Thursday, February 23, 2006

Perjalanan ke Senayan (2)

Perjalanan Menolak RUU Antipornografi (2)

Tolong Perhatikan Perasaan Orang Bali

Dalam suasana pertemuan yang makin memanas, Ida Pedanda Sebali Tianyar Arimbawa serta Prof Dr I Made Bandem tampil sebagai figur yang mampu menghadapi keangkuhan intelektual para anggota Pansus RUU APP dengan dingin dan tenang.

“Memang begitulah DPR,” ujar Bandem dengan senyum dikulum.

Interupsi Garin Nugroho serta tuntutan Cokorda Sawitri yang garang akhirnya membuahkan hasil. Ketua Pansus RUU APP DPR RI Balkan Kaplale bersedia memberikan kesempatan kepada Ida Pedanda Sebali untuk menyumbangkan buah pikirannya.

Kalau sebelumnya, para anggota Pansus dengan nada yang menggurui, bahkan terkesan meremehkan, menceramahi delegasi Bali, maka kini giliran mereka untuk diceramahi oleh Ida Pedanda Sebali.

Tampak kemudian secara jelas betapa para anggota Pansus terpukau oleh kesantunan bahasa Pedanda Sebali serta keluasan pengetahuannya. Dengan fasih, Pedanda Sebali menguraikan betapa negara ini didirikan di atas dasar rasa kesatuan antara berbagai suku dan agama yang berbeda. Hal itu tercermin baik dalam Sumpah Pemuda, Proklamasi Kemerdekaan serta Pancasila.

“Kemerdekaan ini bukanlah hasil perjuangan orang Bali saja tetapi juga hasil perjuangan saudara-saudara kita umat muslim,” katanya.

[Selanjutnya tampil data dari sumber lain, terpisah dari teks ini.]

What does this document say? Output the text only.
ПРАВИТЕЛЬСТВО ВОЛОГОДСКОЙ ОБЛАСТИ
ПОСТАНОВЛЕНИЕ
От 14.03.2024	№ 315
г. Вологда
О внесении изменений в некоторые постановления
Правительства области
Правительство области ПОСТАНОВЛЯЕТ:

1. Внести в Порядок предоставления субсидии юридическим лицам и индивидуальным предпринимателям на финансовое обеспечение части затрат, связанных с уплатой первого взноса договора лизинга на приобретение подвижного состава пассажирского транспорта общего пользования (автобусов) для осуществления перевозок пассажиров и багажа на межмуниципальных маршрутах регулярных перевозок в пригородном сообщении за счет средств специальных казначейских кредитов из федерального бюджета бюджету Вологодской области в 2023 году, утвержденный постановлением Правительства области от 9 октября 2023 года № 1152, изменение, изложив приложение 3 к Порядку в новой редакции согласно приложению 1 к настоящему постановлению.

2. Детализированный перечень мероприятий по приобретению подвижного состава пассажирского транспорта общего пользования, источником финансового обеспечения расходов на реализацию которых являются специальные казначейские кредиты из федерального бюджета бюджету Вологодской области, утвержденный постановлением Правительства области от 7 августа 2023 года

Justru karena hal itu, Pedanda Sebali mengingatkan agar DPR RI tidak membuat aturan-aturan hukum yang berpeluang merusak persatuan itu. Dalam pandangannya, RUU APP jelas-jelas memiliki potensi untuk memicu disintegrasi bangsa dan merusak Negara Kesatuan Republik Indonesia (NKRI).

“Meski minoritas kami ingin tetap dihargai sebagai warga negara yang terhormat. Meski kami minoritas, tolong diingat bahwa dunia melihat Indonesia melalui Bali,” ujarnya.

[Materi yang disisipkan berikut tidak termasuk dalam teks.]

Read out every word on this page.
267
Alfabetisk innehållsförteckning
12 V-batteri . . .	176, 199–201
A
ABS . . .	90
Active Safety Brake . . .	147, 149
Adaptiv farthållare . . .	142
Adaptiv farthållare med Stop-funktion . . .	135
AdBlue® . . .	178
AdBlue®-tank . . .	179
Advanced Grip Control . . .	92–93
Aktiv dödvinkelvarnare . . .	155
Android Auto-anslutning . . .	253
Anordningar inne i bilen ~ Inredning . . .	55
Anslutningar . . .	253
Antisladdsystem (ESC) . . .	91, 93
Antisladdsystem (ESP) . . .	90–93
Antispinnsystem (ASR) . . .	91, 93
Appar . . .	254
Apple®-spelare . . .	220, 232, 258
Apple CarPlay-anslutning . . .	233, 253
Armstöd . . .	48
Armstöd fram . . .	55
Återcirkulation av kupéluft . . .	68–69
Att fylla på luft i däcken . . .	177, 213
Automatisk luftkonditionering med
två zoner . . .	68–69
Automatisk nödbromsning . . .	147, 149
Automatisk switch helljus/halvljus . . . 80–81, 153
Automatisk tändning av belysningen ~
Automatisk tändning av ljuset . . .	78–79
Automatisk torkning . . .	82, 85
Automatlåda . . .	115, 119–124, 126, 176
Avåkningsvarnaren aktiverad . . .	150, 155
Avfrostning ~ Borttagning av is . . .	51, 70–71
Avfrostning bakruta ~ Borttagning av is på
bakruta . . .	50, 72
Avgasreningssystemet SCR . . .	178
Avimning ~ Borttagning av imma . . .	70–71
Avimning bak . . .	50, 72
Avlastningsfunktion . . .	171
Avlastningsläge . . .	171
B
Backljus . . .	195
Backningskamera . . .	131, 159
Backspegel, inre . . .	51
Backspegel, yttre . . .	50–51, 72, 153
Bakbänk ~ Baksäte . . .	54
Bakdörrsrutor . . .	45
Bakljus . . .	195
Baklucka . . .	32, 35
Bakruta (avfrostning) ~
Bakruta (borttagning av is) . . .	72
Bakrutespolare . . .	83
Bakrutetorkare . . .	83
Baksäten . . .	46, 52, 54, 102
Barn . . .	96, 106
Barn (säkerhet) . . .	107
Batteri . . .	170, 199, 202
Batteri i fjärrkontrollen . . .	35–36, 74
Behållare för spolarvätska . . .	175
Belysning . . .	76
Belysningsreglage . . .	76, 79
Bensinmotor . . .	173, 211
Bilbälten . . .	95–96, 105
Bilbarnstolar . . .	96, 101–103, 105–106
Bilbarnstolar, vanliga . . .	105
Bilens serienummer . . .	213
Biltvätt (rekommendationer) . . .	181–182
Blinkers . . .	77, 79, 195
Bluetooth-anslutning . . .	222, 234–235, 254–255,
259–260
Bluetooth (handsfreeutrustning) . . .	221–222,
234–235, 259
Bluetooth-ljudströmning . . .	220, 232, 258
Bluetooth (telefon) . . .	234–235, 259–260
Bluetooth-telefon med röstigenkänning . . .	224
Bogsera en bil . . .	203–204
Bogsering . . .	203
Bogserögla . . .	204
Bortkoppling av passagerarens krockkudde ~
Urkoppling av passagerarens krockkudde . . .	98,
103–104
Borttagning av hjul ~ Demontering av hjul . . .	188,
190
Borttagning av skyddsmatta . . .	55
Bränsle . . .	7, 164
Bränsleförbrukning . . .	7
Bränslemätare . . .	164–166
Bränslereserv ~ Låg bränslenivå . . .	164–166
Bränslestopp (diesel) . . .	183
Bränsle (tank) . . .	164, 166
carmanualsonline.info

“Kami adalah saudara Bapak-bapak sekalian. Kebetulan kami masih Hindu. Kalau sampai RUU ini disahkan bagaimana hati nurani Bapak? Padahal Bapak-bapak seharusnya menjadi pengemong dan pelindung kami,” tanyanya.

Dengan tenang, Pedanda Sebali kemudian meminta para anggota Pansus untuk menghentikan saja pembahasan RUU APP.

“Tolong perhatikan perasaan kami sebagai sebagian kecil rakyat Indonesia.Hentikan pembahasan RUU APP ini, toh Bapak-bapak akan tetap kami gaji,” ujarnya.

Pedanda Sebali menegaskan bahwa kalau Pansus bersikeras tetap melanjutkan pembahasan RUU APP maka besar kemungkinan masyarakat Bali, yang terpangkas habitat budaya serta hak relijiusnya, akan merasa bahwa dirinya tidak lagi dihargai sebagai bagian dari bangsa Indonesia.

“Bapak ini wakil rakyat, wakil kami. Jangan sampai mengatasnamakan rakyat dan bangsa tapi nantinya membuat kami merasa seakan tidak lagi menjadi bagian dari bangsa ini,” tegasnya.

“Tolong agar kami bisa merasa aman di negara kami sendiri, di bangsa kami sendiri,” pintanya.

Ketika Pedanda Sebali mengakhiri paparannya, secara serentak para anggota Pansus serta lusinan wartawan peliput memberikan sambutan tepuk tangan yang menggemuruh.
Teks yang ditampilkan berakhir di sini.